Yes — CLT is classified as a fire-resistant structural material under Eurocode 5 (EN 1995). When exposed to fire, CLT chars at a predictable rate of about 0.65 mm/minute. The char layer insulates the unburned core, maintaining structural integrity for REI 60 or REI 90 (60 or 90 minutes). This meets residential fire resistance requirements across all EU countries. Most CLT homes leave the structure exposed internally — architects design adequate panel thickness to account for the charring allowance.
CLT has significantly better acoustic performance than timber-frame because of its mass. A 100 mm CLT wall achieves an airborne sound reduction of approximately 40 dB, compared to 35–38 dB for a comparable timber-frame panel wall. For multi-unit or semi-detached buildings, CLT is preferred over timber-frame precisely for this reason. For single-family detached homes, the acoustic advantage is less critical.

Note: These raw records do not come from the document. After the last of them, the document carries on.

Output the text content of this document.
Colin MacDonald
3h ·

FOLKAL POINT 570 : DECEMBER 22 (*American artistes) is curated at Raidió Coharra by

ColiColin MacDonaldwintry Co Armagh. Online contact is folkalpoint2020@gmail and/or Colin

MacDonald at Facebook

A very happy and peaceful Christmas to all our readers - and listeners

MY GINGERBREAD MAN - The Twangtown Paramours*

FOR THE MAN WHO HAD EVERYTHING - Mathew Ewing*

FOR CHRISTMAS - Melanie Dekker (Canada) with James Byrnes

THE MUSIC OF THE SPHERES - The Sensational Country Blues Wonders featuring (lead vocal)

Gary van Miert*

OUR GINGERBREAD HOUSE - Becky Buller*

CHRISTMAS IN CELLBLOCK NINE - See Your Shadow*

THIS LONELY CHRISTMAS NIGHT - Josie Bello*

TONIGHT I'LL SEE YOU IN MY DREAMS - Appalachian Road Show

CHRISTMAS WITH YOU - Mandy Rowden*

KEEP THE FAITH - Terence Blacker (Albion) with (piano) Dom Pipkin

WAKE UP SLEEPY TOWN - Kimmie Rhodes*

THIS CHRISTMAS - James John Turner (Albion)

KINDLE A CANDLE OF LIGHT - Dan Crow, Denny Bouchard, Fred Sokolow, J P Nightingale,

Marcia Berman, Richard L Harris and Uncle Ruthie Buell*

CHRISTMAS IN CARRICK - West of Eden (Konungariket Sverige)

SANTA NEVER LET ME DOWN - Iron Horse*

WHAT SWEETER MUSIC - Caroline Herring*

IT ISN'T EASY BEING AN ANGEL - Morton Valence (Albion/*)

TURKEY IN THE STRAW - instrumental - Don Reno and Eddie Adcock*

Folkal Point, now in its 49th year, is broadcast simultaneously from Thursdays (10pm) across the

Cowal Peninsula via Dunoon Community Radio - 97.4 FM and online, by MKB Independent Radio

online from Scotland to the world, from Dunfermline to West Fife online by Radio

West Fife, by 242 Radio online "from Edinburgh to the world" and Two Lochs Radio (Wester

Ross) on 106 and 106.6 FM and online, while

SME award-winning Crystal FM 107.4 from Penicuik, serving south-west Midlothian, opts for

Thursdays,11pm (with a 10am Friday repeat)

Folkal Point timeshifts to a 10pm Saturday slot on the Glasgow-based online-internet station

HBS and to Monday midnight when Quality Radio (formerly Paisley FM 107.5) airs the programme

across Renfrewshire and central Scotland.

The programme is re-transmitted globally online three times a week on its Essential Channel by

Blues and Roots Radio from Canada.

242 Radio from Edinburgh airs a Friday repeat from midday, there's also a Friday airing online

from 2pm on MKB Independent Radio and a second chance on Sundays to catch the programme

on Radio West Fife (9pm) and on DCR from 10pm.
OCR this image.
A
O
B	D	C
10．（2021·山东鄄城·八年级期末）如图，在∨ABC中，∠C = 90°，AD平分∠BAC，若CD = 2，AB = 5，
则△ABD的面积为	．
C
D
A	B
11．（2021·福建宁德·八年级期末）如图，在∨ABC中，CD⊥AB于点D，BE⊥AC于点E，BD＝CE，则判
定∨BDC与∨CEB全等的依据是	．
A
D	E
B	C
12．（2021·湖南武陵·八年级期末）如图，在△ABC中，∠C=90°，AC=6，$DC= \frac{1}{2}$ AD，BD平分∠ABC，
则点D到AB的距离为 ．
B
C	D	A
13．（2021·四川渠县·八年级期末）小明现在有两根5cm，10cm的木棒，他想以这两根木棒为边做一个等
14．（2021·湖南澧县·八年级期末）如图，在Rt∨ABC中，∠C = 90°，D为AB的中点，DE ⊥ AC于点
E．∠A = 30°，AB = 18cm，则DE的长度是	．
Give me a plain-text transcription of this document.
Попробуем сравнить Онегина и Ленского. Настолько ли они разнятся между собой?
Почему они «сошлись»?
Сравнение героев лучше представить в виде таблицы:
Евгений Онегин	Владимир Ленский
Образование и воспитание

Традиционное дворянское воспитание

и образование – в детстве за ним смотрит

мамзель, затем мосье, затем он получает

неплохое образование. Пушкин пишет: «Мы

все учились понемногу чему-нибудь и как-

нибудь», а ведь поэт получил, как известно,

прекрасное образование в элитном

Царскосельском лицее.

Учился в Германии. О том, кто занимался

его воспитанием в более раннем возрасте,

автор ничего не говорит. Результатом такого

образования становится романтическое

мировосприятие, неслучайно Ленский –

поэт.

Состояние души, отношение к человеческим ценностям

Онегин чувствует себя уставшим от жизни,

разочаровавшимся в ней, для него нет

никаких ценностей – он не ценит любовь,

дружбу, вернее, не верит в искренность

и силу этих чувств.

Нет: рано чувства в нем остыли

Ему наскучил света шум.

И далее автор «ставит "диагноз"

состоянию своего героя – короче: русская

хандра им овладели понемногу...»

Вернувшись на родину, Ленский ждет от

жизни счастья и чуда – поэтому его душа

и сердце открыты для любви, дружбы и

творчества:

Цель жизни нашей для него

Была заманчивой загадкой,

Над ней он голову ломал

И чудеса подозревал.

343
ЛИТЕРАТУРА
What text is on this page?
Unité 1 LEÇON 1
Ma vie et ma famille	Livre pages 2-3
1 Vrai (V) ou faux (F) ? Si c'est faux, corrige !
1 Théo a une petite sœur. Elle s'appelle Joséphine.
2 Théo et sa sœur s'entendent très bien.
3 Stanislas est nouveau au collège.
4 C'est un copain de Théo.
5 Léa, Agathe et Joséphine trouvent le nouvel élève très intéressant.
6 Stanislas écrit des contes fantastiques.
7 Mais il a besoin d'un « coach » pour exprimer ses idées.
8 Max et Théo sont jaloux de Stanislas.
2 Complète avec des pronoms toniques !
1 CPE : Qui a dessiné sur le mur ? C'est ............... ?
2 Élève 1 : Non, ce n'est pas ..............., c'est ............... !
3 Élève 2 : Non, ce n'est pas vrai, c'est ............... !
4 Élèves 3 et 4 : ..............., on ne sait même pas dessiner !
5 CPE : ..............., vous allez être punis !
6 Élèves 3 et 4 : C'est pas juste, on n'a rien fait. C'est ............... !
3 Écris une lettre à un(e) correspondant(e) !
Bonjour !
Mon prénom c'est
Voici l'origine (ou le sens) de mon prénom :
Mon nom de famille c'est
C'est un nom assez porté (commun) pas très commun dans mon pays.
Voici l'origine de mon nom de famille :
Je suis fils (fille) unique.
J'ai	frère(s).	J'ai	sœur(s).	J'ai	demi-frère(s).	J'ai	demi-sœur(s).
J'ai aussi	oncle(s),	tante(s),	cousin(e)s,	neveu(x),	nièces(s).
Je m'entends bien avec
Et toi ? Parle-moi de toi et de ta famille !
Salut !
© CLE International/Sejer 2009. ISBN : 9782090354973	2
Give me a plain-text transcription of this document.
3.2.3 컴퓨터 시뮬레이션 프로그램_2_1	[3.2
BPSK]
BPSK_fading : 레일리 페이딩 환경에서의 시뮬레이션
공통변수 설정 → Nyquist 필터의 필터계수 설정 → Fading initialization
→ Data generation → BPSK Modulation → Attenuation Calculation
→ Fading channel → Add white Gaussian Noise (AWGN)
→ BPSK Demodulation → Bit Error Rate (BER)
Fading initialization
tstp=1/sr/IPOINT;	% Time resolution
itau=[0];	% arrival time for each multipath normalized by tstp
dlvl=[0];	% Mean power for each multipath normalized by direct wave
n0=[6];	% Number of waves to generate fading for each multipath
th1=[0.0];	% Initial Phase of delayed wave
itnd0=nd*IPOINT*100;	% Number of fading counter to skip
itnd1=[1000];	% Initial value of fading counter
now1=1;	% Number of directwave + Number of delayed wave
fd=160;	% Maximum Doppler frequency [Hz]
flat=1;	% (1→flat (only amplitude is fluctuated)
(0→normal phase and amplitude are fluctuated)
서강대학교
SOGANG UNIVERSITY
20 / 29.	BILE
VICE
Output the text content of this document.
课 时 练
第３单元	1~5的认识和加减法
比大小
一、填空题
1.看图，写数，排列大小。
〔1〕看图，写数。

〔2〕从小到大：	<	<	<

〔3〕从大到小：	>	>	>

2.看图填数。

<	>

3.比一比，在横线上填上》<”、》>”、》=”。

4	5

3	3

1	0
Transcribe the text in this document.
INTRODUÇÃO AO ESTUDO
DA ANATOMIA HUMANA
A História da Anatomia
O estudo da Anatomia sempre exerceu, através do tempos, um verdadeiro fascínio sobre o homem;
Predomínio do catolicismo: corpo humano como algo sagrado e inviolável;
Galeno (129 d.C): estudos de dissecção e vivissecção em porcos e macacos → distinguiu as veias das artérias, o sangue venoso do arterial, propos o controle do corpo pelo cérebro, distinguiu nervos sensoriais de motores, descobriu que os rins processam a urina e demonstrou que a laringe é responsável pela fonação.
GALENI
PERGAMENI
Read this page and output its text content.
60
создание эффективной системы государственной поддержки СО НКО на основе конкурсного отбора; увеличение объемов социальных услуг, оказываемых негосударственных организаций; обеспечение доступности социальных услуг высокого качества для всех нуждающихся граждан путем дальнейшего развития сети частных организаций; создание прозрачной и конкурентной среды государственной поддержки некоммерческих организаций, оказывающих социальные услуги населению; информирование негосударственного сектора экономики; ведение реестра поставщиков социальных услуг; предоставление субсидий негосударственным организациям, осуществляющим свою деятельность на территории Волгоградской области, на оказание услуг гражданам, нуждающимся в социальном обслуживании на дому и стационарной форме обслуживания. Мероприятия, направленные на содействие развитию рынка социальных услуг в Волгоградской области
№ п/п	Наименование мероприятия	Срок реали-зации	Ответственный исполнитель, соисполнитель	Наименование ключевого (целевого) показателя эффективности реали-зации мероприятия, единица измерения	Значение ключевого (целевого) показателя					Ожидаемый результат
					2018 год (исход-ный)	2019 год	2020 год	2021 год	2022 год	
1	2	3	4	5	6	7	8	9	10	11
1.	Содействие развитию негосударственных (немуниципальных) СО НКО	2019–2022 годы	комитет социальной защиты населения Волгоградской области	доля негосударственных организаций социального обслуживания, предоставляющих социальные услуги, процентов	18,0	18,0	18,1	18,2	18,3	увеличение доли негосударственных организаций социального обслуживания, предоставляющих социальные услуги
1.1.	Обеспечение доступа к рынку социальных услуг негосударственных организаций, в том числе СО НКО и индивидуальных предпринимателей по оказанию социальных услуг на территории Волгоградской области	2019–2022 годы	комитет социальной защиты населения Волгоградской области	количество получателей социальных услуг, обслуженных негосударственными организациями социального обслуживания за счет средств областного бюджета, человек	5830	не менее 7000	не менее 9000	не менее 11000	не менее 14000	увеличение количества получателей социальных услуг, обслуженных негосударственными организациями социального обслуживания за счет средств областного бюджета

CLT is widely considered one of the most sustainable structural building materials. It is made from sustainably managed forests (FSC or PEFC certified), sequesters carbon in the structure for the life of the building, and produces minimal construction waste. The embodied carbon of a CLT home is negative — it stores more CO₂ than is emitted in manufacturing. This compares favourably to concrete (high embodied carbon) and steel (very high embodied carbon).
Austria leads CLT production: Bruck + Schlögl, and KLH are major manufacturers. Italy has strong CLT makers in Trentino and Veneto (Marlegno, Silea). Spain's Catalonia has a growing CLT scene driven by NOEM and Arquima. Germany's Binderholz and Homag are major industrial producers. Scandinavian brands like Kontio (Finland) and Husgruppen (Sweden) use CLT in premium timber home construction.